This workflow has been tested successfully on Windows with a statically-linked Release build of Chrome.
Note: on one macOS machine, this command failed because of a broken strip-json-comments
symlink in src/third_party/catapult/common/node_runner/node_runner/node_modules/.bin
. Deleting that symlink allowed it to proceed.
Note also: on the same macOS machine, with a component build, this command failed to zip up a working Chromium binary. The browser failed to start with the following error:
[0626/180440.571670:FATAL:chrome_main_delegate.cc(1057)] Check failed: service_manifest_data_pack_.
In a pinch, this command could be used to bundle up everything, but the “out” directory could be deleted from the resulting zip archive, and the Chromium binaries moved over to the target machine. Then the command line arguments --browser=exact --browser-executable=[path]
can be used to launch that specific browser.
See the user guide for mb, the meta-build system, for more details.
The goal of the GPU bots is to avoid regressions in Chrome‘s rendering stack. To that end, let’s add as many tests as possible that will help catch regressions in the product. If you see a crazy bug in Chrome's rendering which would be easy to catch with a pixel test running in Chrome and hard to catch in any of the other test harnesses, please, invest the time to add a test!
There are a couple of different ways to add new tests to the bots:
Adding new tests to the GTest-based harnesses is straightforward and essentially requires no explanation.
As of this writing it isn‘t as easy as desired to add a new test to one of the Telemetry based harnesses.

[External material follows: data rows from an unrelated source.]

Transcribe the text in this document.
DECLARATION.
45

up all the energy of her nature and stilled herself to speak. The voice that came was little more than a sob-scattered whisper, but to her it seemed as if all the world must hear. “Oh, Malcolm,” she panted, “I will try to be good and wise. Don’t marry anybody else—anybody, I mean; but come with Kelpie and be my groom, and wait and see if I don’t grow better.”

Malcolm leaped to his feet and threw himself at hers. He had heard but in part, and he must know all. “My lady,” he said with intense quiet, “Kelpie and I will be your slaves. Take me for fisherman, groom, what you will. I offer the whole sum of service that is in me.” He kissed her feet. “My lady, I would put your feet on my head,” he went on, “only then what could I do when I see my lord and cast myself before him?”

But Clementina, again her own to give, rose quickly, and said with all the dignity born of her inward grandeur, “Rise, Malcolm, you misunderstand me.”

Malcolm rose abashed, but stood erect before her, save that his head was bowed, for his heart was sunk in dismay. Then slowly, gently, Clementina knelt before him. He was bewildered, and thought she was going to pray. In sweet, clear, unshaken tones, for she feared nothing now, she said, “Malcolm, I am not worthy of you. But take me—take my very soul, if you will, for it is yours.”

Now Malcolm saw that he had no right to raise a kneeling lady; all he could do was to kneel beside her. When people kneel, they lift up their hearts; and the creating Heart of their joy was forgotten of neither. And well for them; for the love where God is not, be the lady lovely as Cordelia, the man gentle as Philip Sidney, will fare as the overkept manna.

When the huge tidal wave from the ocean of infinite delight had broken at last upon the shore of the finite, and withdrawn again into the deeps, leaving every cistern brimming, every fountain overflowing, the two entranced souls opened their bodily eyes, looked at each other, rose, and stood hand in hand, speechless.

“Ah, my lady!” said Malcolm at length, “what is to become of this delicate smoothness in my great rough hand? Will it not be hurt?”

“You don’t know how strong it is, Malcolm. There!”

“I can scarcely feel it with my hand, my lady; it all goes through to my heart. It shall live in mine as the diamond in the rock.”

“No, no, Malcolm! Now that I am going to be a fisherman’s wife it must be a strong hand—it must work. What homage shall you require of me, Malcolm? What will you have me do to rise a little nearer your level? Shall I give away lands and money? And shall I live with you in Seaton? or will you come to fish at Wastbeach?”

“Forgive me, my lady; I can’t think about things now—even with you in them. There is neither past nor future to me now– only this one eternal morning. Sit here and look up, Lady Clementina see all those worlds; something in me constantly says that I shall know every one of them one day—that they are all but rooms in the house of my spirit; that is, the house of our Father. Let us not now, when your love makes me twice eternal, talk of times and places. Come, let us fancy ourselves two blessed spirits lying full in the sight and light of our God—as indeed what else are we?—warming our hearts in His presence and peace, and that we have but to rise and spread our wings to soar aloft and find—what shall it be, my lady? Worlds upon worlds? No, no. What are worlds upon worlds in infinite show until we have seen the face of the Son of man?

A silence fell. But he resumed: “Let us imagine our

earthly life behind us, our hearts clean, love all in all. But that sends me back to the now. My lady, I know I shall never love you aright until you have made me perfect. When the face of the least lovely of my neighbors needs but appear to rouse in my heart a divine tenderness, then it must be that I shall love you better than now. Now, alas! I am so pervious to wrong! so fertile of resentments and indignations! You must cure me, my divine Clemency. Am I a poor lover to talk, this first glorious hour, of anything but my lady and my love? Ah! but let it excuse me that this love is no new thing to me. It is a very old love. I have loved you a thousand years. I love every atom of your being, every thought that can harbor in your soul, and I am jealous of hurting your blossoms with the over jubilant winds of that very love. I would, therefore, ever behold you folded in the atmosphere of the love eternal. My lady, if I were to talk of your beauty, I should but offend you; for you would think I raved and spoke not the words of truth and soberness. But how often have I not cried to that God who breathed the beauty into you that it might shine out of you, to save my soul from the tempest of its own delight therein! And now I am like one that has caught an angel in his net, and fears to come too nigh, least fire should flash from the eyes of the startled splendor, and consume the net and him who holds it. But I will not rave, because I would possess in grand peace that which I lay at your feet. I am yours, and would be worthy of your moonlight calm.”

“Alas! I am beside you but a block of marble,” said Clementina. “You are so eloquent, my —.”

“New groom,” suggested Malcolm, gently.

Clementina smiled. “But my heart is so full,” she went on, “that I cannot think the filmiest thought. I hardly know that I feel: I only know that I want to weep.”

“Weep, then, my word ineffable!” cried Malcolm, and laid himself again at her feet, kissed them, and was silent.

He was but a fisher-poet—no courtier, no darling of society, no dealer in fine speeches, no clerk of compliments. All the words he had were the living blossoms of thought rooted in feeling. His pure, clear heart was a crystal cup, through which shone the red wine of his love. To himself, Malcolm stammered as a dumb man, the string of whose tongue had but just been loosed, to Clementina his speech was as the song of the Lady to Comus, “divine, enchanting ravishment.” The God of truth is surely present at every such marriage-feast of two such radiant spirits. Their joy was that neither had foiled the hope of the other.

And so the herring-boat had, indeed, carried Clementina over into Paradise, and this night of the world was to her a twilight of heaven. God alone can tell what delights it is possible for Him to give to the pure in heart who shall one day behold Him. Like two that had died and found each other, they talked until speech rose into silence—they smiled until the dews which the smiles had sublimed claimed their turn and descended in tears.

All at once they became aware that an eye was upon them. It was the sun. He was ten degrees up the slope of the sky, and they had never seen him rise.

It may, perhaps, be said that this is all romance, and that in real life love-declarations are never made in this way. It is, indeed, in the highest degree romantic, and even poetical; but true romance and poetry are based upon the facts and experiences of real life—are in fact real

See Issue 352807. Let’s collectively work to address that issue. It would be great to reduce the number of steps on the GPU bots, or at least to avoid significantly increasing the number of steps on the bots. The WebGL conformance tests should probably remain a separate step, but some of the smaller Telemetry based tests (context_lost_tests
, memory_test
, etc.) should probably be combined into a single step.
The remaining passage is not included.